The spinach pide left a lot to be desired. I felt the feta, though with its own merits, was a mistake. There is no reason to have bitter salty feta with the subtle bitterness of spinach. If I ever go back, I will ask if they could change the cheese for me and give me the peynir. Besides the cheese it was not all that bad, nothing to exhort per se, but tolerable in its providing for a decent vegetarian option. The cacik which was creamy and garlicky in the best ways, thus making this taste better than they were.

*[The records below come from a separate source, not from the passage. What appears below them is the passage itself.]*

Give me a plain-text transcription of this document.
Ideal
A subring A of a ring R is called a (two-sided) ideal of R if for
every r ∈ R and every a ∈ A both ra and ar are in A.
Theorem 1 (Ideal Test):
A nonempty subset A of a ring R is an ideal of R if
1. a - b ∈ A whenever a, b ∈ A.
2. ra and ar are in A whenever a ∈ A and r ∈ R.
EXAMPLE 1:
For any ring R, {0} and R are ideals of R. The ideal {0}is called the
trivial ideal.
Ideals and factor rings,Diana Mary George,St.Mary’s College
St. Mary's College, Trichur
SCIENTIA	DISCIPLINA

To consolidate, my delicious Turkish coffee made me feel quite satisfied. This was not a bad iteration by any means, and the Turkish gents manning the restaurant gave the place the required Mediterranean tinge it needed. Watching chefs work in the open kitchen is always captivating. It was the same in Dubai, except on a much larger scale.
Just as I was about to finish my coffee and pack up, a lady in her sixties, posh accent, faux-fur coat, the whole shebang, walks up to the counter, orders two pides and sits at the ledge I spoke about earlier. Not cross-legged mind you, but in a side mount like on a Grecian donkey, waiting for her food. I saw her eating there with a casual elegance through the window from across the street. It did not look wrong at all and I did feel envious of her nonchalance. I do think I have tasted better pides, but if you have not tried one before I would suggest you visit this salon down in Charlotte Street.